この小説をブックマークしている人はこんな小説も読んでいます! に思うこと
この小説をブックマークしている人はこんな小説も読んでいます!
小説ページの最下段に表示されるこの一覧、読者の側からすれば、似た傾向の小説を探しやすいので割とありがたい。ところが、作者視点で見てみると、このシステムは《有名作家や有名作品がより有名になり、無名作家や無名作品は殆ど日の目を見られないシステム》にしか見えないのだ。少なくとも、私には。

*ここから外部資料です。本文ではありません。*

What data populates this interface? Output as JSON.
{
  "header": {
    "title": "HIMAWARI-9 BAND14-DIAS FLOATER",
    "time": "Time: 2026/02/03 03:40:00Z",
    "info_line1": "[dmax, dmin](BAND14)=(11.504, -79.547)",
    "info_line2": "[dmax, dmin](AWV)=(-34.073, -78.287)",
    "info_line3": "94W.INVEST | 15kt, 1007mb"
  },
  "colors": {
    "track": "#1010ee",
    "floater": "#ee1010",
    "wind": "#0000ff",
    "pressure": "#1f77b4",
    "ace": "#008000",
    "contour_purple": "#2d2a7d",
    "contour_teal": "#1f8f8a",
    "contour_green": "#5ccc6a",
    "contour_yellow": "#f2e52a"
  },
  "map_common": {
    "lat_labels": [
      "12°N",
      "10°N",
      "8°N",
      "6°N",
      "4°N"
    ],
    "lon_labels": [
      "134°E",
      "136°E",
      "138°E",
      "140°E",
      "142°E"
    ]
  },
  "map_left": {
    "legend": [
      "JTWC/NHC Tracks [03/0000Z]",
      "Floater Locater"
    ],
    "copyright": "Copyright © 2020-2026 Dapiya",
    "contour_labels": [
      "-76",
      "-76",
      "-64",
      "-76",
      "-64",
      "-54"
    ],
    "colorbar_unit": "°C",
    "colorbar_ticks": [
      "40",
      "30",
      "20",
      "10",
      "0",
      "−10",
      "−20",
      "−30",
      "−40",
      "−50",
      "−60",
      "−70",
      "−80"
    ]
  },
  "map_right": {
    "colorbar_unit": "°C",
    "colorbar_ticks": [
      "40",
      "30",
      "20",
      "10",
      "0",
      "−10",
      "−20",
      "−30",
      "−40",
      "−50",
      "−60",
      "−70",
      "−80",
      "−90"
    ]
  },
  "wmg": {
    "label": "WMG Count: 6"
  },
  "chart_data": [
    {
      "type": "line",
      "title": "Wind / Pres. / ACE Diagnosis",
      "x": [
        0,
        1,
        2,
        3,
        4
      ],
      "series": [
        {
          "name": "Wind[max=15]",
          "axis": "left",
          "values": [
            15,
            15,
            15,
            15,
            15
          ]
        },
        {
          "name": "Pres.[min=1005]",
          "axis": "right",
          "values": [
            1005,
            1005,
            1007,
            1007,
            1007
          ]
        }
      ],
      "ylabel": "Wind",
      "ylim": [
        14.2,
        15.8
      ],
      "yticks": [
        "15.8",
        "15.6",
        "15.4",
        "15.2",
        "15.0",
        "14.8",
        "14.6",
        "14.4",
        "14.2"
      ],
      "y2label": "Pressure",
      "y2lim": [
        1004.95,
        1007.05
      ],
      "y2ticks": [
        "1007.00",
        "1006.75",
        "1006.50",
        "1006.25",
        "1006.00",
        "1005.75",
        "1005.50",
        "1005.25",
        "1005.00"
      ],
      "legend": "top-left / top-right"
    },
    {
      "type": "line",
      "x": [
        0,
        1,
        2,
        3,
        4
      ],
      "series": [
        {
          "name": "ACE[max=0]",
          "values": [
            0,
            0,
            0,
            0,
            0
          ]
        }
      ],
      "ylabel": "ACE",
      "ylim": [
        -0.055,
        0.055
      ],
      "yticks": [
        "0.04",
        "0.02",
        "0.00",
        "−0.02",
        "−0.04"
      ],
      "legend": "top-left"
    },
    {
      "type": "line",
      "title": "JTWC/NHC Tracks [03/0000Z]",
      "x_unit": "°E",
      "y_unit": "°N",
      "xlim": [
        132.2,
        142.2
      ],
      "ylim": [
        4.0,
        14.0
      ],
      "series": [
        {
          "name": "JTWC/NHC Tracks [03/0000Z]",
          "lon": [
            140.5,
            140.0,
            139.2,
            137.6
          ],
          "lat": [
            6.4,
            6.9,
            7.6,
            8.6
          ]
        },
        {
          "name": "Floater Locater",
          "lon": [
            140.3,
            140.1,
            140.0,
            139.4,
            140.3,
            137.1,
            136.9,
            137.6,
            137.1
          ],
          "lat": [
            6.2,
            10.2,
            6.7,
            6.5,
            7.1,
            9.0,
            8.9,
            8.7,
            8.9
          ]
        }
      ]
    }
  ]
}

なぜかというと、例えば、似たようなジャンルの以下の2作品を考えてみていただきたい。
1つは、年間PV数千万を叩き出し、ブックマーク登録も数万件あるような有名作品A。もう1つは、ブックマーク登録数がやっと100件を超えてきたような作品B。
《この小説を~》とは、《その作品をブックマークしている人が、ほかにもブックマークしている作品》ということだろうから、作品Aのそれは分母が数万。対して作品Bでは分母は100前後。
仮に、作品Bをブックマークしている人全員が作品Aもブックマークしたとするなら、作品Aのブックマーク数が100前後増えることになる。言い換えれば、作品Aをブックマークしている数万人のうち、たかが100人前後しか作品Bはブックマークしていないということだ。
リストにはブックマーク数が上位の作品が優先的に表示されるだろうから、作品Bが作品Aの《この小説を~》のリスト上位に載ることは、まず無いと見ていいだろう。逆に、作品Bの同リストには、作品Aは当然載ることになる。
検索などで作品Bを先に知った読者は、《この小説を~》の一覧から作品Aを知る機会がある。しかし、作品Aを先に知った読者が作品Bを知る機会は、まず無いのである。